When I was in Maine I hooked up with some Episcopalians and soon it was clear those five churches were in the same boat as my one Lutheran church… all struggling… all needing some "deeds of power.”  The fire I THOUGHT the Spirit should light was in these churches!  Together they would have the people and resources to do the deeds of power our town needed!  And Augusta needed some serious deeds of power to be sure!  Manufacturing jobs shipped off shore, one of only a couple of places in the state where people with mental and developmental difficulties could find services AND on top of all that, it was quickly and unexpectedly becoming a place for refugees from Syria and Iraq to settle as well.  MY plan for Augusta made complete and total sense, just like Jesus’ plan for Nazareth… and just like for Jesus… it was NOT AT ALL where the Holy Spirit had chosen to light a fire!  Instead the Spirit had lit lots of little, very different looking fires, among unexpected people… all in places we couldn’t immediately see.

   

One of the Episcopal churches had a little fire going.  The rest were soaking wet for that moment.  Instead we found little fires in the local synagogue, with the neighborhood Catholic priest and in the leadership of the growing Muslim community.  Not at all what was expected… but then, what Jesus and the disciples found in Nazareth wasn’t what they expected either! 


For Jesus and the disciples they did what little they could and then just moved on.  In Maine, we did the same thing, although it took us a lot longer than the couple of paragraphs it took Jesus!  In Maine those strange little fires were eventually found and then slowly grown into something called The Capital Area New Mainers Project.  It all started with tiny, little fires set by the Spirit in unexpected places coming together, growing bigger and bigger, and eventually it was a fire burning wider and brighter than anything any of us could have imagined at the start.  


Fast forward now a half dozen years or so to about a month ago.  One of those other Episcopal churches never did dry out and catch fire.  They held their final services and closed.  Sad, but not unexpected.  Much less expected was the announcement that The Capital Area New Mainers Project had been given their property by the the diocese.  This week they were already at work renovating the fellowship hall to create an apartment for a newly arriving Syrian family of nine.

Do you see?  God’s deeds of power get done!  Healing from the horrors and scars of war were being done AND they got done right in the middle of the soaking wet pile of wood in which we couldn’t even strike a spark!  The demons of religious and ethnic bigotry and xenophobia were being cast out as Christians, Jews, and Muslims came together to love one another and grow a new Augusta!  Seeing God’s powerful deeds being done… not in my time or in the way I had envisioned them…  but in God’s time and with God’s much more expansive vision… seeing all that come together six or so years later has finally, I think, worked this particular lesson through the very big cracks in my very thick skull… at least for today.  

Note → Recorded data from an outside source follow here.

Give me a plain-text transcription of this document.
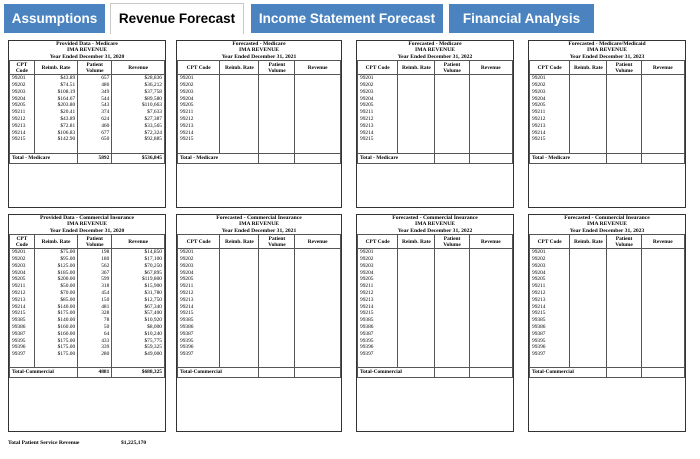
Assumptions	Revenue Forecast	Income Statement Forecast	Financial Analysis
Provided Data - Medicare
IMA REVENUE
Year Ended December 31, 2020
CPT Code	Reimb. Rate	Patient Volume	Revenue
99201	$43.89	657	$28,836
99202	$74.51	486	$36,212
99203	$108.19	349	$37,758
99204	$164.67	544	$89,580
99205	$203.80	543	$110,663
99211	$20.41	374	$7,633
99212	$43.89	624	$27,387
99213	$72.81	460	$33,565
99214	$106.83	677	$72,324
99215	$142.90	650	$92,885

Total - Medicare		5892	$536,845
Forecasted - Medicare
IMA REVENUE
Year Ended December 31, 2021
CPT Code	Reimb. Rate	Patient Volume	Revenue
99201			
99202			
99203			
99204			
99205			
99211			
99212			
99213			
99214			
99215			

Total - Medicare			
Forecasted - Medicare
IMA REVENUE
Year Ended December 31, 2022
CPT Code	Reimb. Rate	Patient Volume	Revenue
99201			
99202			
99203			
99204			
99205			
99211			
99212			
99213			
99214			
99215			

Total - Medicare			
Forecasted - Medicare/Medicaid
IMA REVENUE
Year Ended December 31, 2023
CPT Code	Reimb. Rate	Patient Volume	Revenue
99201			
99202			
99203			
99204			
99205			
99211			
99212			
99213			
99214			
99215			

Total - Medicare			
Provided Data - Commercial Insurance
IMA REVENUE
Year Ended December 31, 2020
CPT Code	Reimb. Rate	Patient Volume	Revenue
99201	$75.00	198	$14,850
99202	$95.00	180	$17,100
99203	$125.00	562	$70,250
99204	$185.00	367	$67,895
99205	$200.00	599	$119,800
99211	$50.00	318	$15,900
99212	$70.00	454	$31,780
99213	$85.00	150	$12,750
99214	$140.00	481	$67,340
99215	$175.00	328	$57,400
99385	$140.00	78	$10,920
99386	$160.00	50	$8,000
99387	$160.00	64	$10,240
99395	$175.00	433	$75,775
99396	$175.00	339	$59,325
99397	$175.00	280	$49,000

Total-Commercial		4881	$688,325
Forecasted - Commercial Insurance
IMA REVENUE
Year Ended December 31, 2021
CPT Code	Reimb. Rate	Patient Volume	Revenue
99201			
99202			
99203			
99204			
99205			
99211			
99212			
99213			
99214			
99215			
99385			
99386			
99387			
99395			
99396			
99397			

Total-Commercial			
Forecasted - Commercial Insurance
IMA REVENUE
Year Ended December 31, 2022
CPT Code	Reimb. Rate	Patient Volume	Revenue
99201			
99202			
99203			
99204			
99205			
99211			
99212			
99213			
99214			
99215			
99385			
99386			
99387			
99395			
99396			
99397			

Total-Commercial			
Forecasted - Commercial Insurance
IMA REVENUE
Year Ended December 31, 2023
CPT Code	Reimb. Rate	Patient Volume	Revenue
99201			
99202			
99203			
99204			
99205			
99211			
99212			
99213			
99214			
99215			
99385			
99386			
99387			
99395			
99396			
99397			

Total-Commercial			
Total Patient Service Revenue	$1,225,170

My prayer is that we all canlearn this lesson… to look up from the fires we try to start in wet piles of wood, and instead see the unexpected fires that the Spirit has already started all around us.  Learn to trust God’s timetable for doing deeds of power, more like Jesus learned it… in just a couple of paragraphs… rather than the way I learned it… over a half dozen years, and that we would remember this lesson as we walk into our future here.  So remember:  the Holy Spirit is always lighting fires.  Those fires are almost never in the places or in the people or on the time table WE think they should be.  And remember it’s better to fuel the fires that the Spirit’s started, than trying to set fire to a pile of soaking wet wood that just isn’t yet ready to burn. Amen.